Hatalı yöntem baba kompleksli uygulama

İkincisi varoluşunu babasına düşmanlık üzerine oturtup onun bütün hatıralarını silmek ve kendine yeni bir düzen kurmak için babayı kötüleme ve karalama ile hareket etmektir.

Aile şirketleri böyle davranırsa ‘baba kompleksi’ içinde hareket etmiş olurlar. Baskın olan arka plan duygular korku, açgözlülük ve bencillik yani empati yoksunluğudur.

Özgüven eksikliği olan ve kendi egosunu kutsallaştırarak var olmaya çalışan bu tarz kişiler ‘varoluş anksiyetesi’ni yönetip çözemedikleri için hep huzursuzdurlar. Kendi içlerinde huzur olmadığı için yönettikleri şirkette ve devlette iç huzur olmaz yeni ayrılıklar yaşanır.

Diğer hatalı uygulama ‘kutsallaştırma yöntemi’

Üçücüsü babalarının hatalarına rağmen yeni kurulan şirkette aynı hataları devam ettirmek babasını ‘mumyalaştırarak’ kutsallaştırmak. Yeni çözüm üretmeye engel olacak biçimde babayı ‘yeryüzü tanrısı’ gibi idealize etmek varoluş ve bireyselleşmeyi gerçekleştirememektir.

Varoluş için özgüvene sahip olamayan bağımlılık duyguları yüksek ‘paternalist’ yani babacı, babayı ve atayı kutsallaştıran anlayışlar kendi çözüm ve modernizmini oluşturamadığı için iç huzur sağlayamazlar. Zamanın ruhuna uygun değişim gerçekleştiremedikleri için kendileri ile birlikte şirketleri de zarar görür. Küresel rekabette yenik düşerler.

Türkiye’de resmi ideoloji ‘Paternalist’tir.

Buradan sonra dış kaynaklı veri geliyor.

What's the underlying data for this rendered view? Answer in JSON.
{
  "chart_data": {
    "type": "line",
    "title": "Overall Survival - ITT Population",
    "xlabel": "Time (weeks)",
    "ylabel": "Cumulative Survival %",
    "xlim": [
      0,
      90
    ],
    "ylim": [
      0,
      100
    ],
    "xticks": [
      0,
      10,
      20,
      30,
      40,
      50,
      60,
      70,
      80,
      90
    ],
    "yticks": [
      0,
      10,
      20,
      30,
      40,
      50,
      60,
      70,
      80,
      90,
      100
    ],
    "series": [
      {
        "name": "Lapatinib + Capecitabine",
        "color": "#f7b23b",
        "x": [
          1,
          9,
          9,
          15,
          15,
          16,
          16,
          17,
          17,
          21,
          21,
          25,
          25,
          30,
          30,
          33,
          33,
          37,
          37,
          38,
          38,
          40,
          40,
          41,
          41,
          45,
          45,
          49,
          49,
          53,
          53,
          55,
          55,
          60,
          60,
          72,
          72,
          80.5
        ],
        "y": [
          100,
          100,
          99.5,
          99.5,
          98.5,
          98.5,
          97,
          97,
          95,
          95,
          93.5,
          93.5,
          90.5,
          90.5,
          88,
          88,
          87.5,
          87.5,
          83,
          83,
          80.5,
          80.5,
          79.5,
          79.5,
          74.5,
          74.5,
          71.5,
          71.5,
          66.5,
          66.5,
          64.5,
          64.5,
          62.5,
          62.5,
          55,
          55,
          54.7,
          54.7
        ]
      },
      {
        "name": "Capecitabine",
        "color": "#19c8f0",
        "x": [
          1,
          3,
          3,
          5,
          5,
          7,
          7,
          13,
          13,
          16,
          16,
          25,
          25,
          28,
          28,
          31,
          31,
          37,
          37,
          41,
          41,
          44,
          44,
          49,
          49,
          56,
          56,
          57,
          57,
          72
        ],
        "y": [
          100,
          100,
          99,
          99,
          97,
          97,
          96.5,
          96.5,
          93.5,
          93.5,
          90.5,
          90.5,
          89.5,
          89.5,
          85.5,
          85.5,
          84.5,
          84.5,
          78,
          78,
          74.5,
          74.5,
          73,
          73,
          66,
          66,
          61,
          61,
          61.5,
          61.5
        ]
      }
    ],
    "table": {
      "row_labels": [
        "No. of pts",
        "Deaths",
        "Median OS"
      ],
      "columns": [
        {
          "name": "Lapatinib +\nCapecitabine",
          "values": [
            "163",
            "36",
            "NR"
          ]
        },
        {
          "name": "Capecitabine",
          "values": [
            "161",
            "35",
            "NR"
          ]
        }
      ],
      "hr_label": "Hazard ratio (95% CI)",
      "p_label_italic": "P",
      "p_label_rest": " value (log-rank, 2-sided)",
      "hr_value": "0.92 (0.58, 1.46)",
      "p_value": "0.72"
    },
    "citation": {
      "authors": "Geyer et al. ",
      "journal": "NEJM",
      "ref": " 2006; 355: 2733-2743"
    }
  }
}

Batı dünyası kendi modernizmini geliştirirken varoluş anksiyetesini yöneterek çağdaşlık standartlarını oluşturmuşlardır. İngiltere, Hollanda gibi kuzey demokrasileri monarşiyi minimalize etmiş fakat yok etmeyerek en sağlıklı geçişi yapmışlardır. Fransızlar baba kompleksi içinde çatışmalı jakoben, giyotinli değişimler yaşamış iç huzur için sürekli ikinci üçüncü Cumhuriyetler geliştirmeye çalışarak modernleşme yolunda ilerlemiştir. Türkiye ise Cumhuriyetin başında ‘Baba kompleksi’ ile hareket ederek Osmanlı düşmanlığı üzerinde varoluşunu yaşatmaya çalıştı. Fakat empati yoksunluğu ile ‘bölünme ve irtica’ gibi korkular üzerine oluşan sistem nedeniyle iç huzur bulamamıştır. Fransa’nın 1800’lü yıllardaki birinci cumhuriyet dönemini tarzını seçerek, korktuklarını gerçekleştirecek tavır içinde bulunmuştur.

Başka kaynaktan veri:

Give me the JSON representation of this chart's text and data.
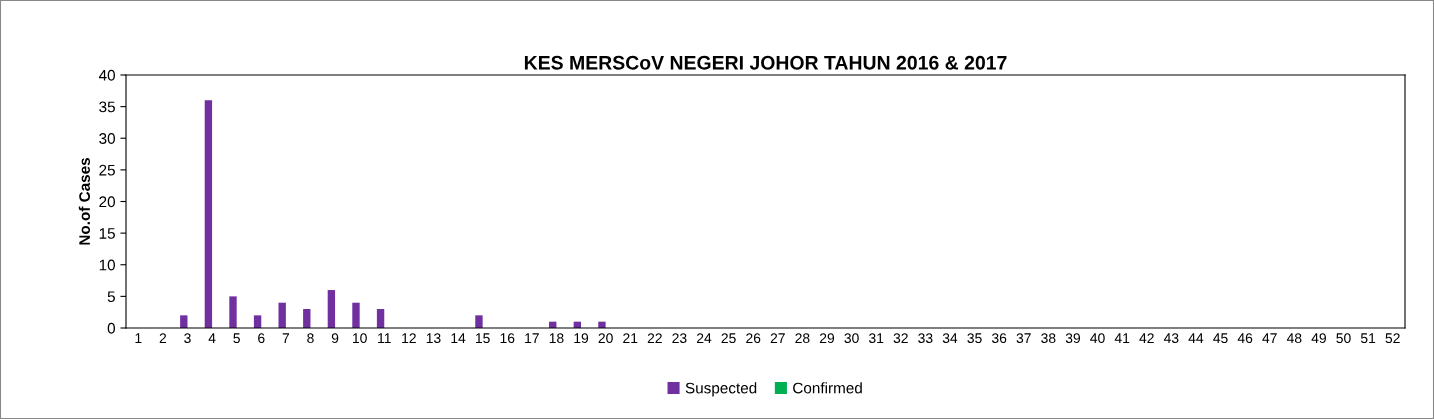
{
  "chart_data": {
    "type": "bar",
    "title": "KES MERSCoV NEGERI JOHOR TAHUN 2016 & 2017",
    "ylabel": "No.of Cases",
    "categories": [
      "1",
      "2",
      "3",
      "4",
      "5",
      "6",
      "7",
      "8",
      "9",
      "10",
      "11",
      "12",
      "13",
      "14",
      "15",
      "16",
      "17",
      "18",
      "19",
      "20",
      "21",
      "22",
      "23",
      "24",
      "25",
      "26",
      "27",
      "28",
      "29",
      "30",
      "31",
      "32",
      "33",
      "34",
      "35",
      "36",
      "37",
      "38",
      "39",
      "40",
      "41",
      "42",
      "43",
      "44",
      "45",
      "46",
      "47",
      "48",
      "49",
      "50",
      "51",
      "52"
    ],
    "series": [
      {
        "name": "Suspected",
        "color": "#7030a0",
        "values": [
          0,
          0,
          2,
          36,
          5,
          2,
          4,
          3,
          6,
          4,
          3,
          0,
          0,
          0,
          2,
          0,
          0,
          1,
          1,
          1,
          0,
          0,
          0,
          0,
          0,
          0,
          0,
          0,
          0,
          0,
          0,
          0,
          0,
          0,
          0,
          0,
          0,
          0,
          0,
          0,
          0,
          0,
          0,
          0,
          0,
          0,
          0,
          0,
          0,
          0,
          0,
          0
        ]
      },
      {
        "name": "Confirmed",
        "color": "#00b050",
        "values": [
          0,
          0,
          0,
          0,
          0,
          0,
          0,
          0,
          0,
          0,
          0,
          0,
          0,
          0,
          0,
          0,
          0,
          0,
          0,
          0,
          0,
          0,
          0,
          0,
          0,
          0,
          0,
          0,
          0,
          0,
          0,
          0,
          0,
          0,
          0,
          0,
          0,
          0,
          0,
          0,
          0,
          0,
          0,
          0,
          0,
          0,
          0,
          0,
          0,
          0,
          0,
          0
        ]
      }
    ],
    "ylim": [
      0,
      40
    ],
    "yticks": [
      0,
      5,
      10,
      15,
      20,
      25,
      30,
      35,
      40
    ],
    "grid": false,
    "legend": "bottom"
  }
}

‘Babam bilir’ tarzı yönetimi hak etmiyoruz


1950’de Tek Parti Cumhuriyetinden sonra yaşanması gereken değişimi yine yaşayamadık ve fırsatı heba ettik. Türkiye, halen Cumhuriyetin kuruluşunda geliştirdiği o tarihlerin güncel ideolojisini resmi ideoloji adı altında mumyalaştırmış, kutsallaştırmış değişime direnerek varoluş anksiyetesini çözememiştir.

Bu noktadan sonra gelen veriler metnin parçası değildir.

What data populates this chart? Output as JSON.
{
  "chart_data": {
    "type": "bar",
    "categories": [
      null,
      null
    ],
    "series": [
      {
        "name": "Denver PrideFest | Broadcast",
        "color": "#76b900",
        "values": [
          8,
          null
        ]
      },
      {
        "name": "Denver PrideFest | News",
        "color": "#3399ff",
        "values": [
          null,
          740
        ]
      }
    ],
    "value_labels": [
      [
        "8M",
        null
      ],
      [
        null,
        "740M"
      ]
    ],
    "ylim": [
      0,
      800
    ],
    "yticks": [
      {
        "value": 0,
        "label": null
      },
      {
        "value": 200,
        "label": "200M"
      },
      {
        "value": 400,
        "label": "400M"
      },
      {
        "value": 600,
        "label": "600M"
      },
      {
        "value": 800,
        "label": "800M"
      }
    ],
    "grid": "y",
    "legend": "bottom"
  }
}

Paternalist yaklaşımlar özeleştiri yaptırmaz ve gelişmeyi engeller yazılı olmayan kuralları, inançları ve kutsalları vardır. Bu nedenle travmayı çözemez. Ünlü ve Politik Psikoloji çalışmaları ile tanıdığımız Prof. Vamık Volkan “Türkiye Osmanlı’nın ve Atatürk’ün yasını tutmayı başaramamıştır” derken haklıdır.

‘T.C.’ Osmanlı sonrası baba kompleksi ile hareket ederek modernizmi iç barışı bozacak şekilde yönetmiştir. 1950 sonrasında ise çok partili Cumhuriyete geçerken paternalizm yani babacılık ile hareket ederek tek parti dönemindeki değerleri mumyalaştırarak ve kutsallaştırarak değişime direnmektedir.

Aydınlar çifte standartlı

Bunun nedeni toplumdan çok, güvendiğimiz aydınların çifte standardıdır. Yöneticilerin kendi menfaatlerini ülkenin menfaatinden önce tutmalarıdır.